# Lucid Dreaming > Attaining Lucidity > Wake Initiated Lucid Dreams (WILD) >  >  How can I keep my eyes closed when i wake up?

## LucasGrossmann

Does anyone have some tips on how to keep my eyes closed while waking up? I appreciate any help i get  :smiley: 

About 3 days ago i woke up in the middle of the night and i kept my eyes closed.
Just a few seconds later i saw a whole dreamlandscape building up and i could get right into it. This WILD lucid dream was very vivid and it was so easy to get in.

I tried to do that again last night but i just couldn't keep my eyes closed as i woke up. I didn't want to wake me up with my alarm clock because that would mess it up...
So i tried autosuggestion with the sentence "i will wake up after every REM cycle and let my eyes closed". I even woke up 4 times this night but i couldn't my eyes closed.

Is it ok to wake up after the REM cycles or should i try to wake me up during a dream somehow?
And is there a specific trick not to open my eyes when i wake up?

Thanks for the help  :smiley:

----------


## TillyP

How cool!

Sounds like intention also works really well for you. 
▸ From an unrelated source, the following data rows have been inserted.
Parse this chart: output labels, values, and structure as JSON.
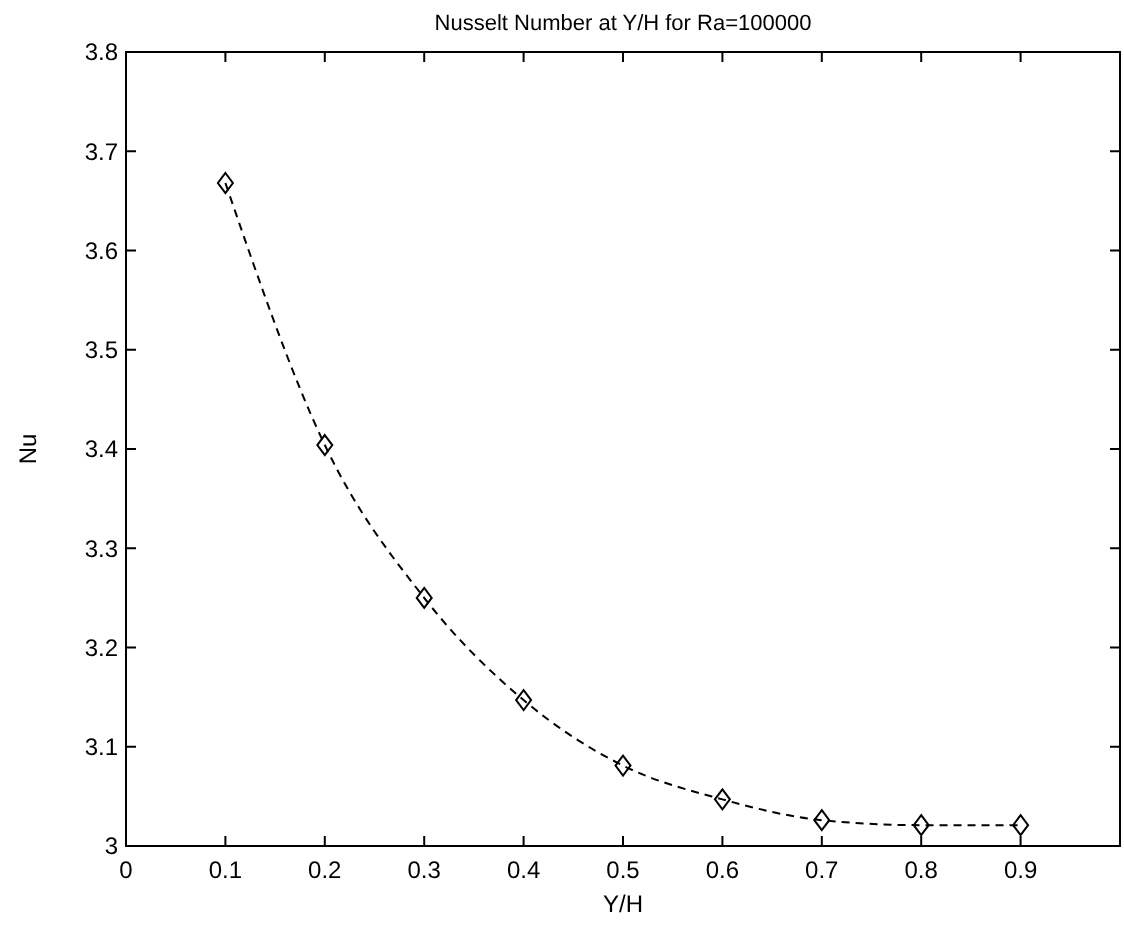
{
  "chart_data": {
    "type": "line",
    "title": "Nusselt Number at Y/H for Ra=100000",
    "xlabel": "Y/H",
    "ylabel": "Nu",
    "x": [
      0.1,
      0.2,
      0.3,
      0.4,
      0.5,
      0.6,
      0.7,
      0.8,
      0.9
    ],
    "series": [
      {
        "color": "#000000",
        "values": [
          3.668,
          3.404,
          3.25,
          3.147,
          3.081,
          3.047,
          3.026,
          3.021,
          3.021
        ]
      }
    ],
    "xlim": [
      0,
      1
    ],
    "xticks": [
      0,
      0.1,
      0.2,
      0.3,
      0.4,
      0.5,
      0.6,
      0.7,
      0.8,
      0.9
    ],
    "ylim": [
      3,
      3.8
    ],
    "yticks": [
      3,
      3.1,
      3.2,
      3.3,
      3.4,
      3.5,
      3.6,
      3.7,
      3.8
    ],
    "grid": false,
    "marker": "diamond",
    "line_style": "dashed"
  }
}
We all wake at times through the night, just most of the time we don't remember.

What time did this happen?

 I imagine you woke during a non-lucid dream and then delivered yourself (accidently!) back to the dream scape with awareness due to your being aware enough of waking but not so aware that you opened you eyes. So all this can be made non-accidental and conscious with practice right? Have you heard of the DEILD (Dream Exit Induced Lucid Dream) ? It is a form of WILD and involves doing what you did with practice.

Most longer periods of REM sleep happens during the later hours of the night. So get a few hours sleep under your belt before intending to wake later in the night/v early morning. Or just set your intention even to wake while dreaming. The mind is amazing at what it can figure out through intention, even when unconscious (sometimes especially when unconscious) If this doesn't work though, don't be afraid to use an alarm...use a smart alarm or something gentle to wake you with ease and something that turns off after say 30 seconds, if you are a light sleeper.

And the question you asked, how to keep eyes closed. Intention again, but honestly don't panic. If when you wake briefly, you open your eyes, just calmly close them again and stay very still and relax and breathe ad enjoy that luscious state between wake and dream and allow yourself to sink back into those images therein.

Interested to know how you get on. Enjoy!!

----------